Check out *post #12* to see how to get your wheels aligned . . . . .


----------



## rbhandcrafted (Jan 16, 2014)

Thanks Kevin.. I think I might know what I did. I will update when I get somewhere!


----------



## rbhandcrafted (Jan 27, 2014)

Thank you everyone for your tips and giving me the time to answer my long time problem.

We figured it out! I adjusted the alignment knob...the one they tell you never to touch... So we will fix this soon!

Reactions: Like 1


----------



## barry richardson (Jan 27, 2014)

Great! is that the same thing as the tracking knob?


----------



## rbhandcrafted (Jan 27, 2014)

barry richardson said:


> Great! is that the same thing as the tracking knob?

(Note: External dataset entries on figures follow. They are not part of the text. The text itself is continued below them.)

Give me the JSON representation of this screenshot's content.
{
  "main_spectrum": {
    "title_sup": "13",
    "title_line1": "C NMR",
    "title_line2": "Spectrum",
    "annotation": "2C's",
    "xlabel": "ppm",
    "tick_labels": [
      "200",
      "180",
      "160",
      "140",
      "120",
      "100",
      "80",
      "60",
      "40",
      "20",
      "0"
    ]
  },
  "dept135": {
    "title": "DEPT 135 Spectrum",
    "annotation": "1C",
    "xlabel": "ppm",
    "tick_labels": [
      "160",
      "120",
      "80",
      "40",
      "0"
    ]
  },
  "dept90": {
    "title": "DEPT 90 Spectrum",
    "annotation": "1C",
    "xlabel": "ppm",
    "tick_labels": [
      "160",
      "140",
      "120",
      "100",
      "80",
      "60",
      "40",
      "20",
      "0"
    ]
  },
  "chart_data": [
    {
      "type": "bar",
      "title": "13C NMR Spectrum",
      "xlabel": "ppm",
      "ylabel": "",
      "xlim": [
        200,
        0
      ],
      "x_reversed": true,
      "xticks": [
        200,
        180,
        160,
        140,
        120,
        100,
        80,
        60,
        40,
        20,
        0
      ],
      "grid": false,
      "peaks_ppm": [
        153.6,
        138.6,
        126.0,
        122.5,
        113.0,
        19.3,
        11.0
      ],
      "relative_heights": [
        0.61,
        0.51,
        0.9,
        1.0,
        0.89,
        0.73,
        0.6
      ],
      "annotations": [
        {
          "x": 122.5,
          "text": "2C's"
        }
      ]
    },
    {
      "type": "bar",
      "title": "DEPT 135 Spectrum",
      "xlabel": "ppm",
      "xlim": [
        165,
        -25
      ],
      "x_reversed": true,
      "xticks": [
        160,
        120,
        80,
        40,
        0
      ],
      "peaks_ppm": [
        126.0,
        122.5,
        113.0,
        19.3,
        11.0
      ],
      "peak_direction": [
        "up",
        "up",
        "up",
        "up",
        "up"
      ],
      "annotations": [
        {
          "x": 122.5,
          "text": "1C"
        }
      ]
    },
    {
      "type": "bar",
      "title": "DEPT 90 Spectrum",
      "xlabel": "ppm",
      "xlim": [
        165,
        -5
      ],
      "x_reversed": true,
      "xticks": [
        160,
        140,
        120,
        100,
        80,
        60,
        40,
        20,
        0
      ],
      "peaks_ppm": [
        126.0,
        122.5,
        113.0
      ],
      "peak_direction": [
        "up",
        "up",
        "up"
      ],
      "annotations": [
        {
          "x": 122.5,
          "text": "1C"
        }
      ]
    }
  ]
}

nope, its different. it pushes the wheel from the 9 & 3 position.


----------



## barry richardson (Jan 27, 2014)

Hmmm, never seen a band saw with that feature.....


----------



## barry richardson (Jan 27, 2014)

Where is it located at? I'm not familiar with it...


----------



## rbhandcrafted (Jan 28, 2014)

barry richardson said:


> Where is it located at? I'm not familiar with it...



They are above the tracking knob.. My friends saw I seen yesterday has the same adjustment.. Maybe its for larger saws? ours are 24"


----------



## barry richardson (Jan 28, 2014)

Yea, that could be it. I looked in your saws manual and could find no mention of it, but it's probably in there somewhere...


----------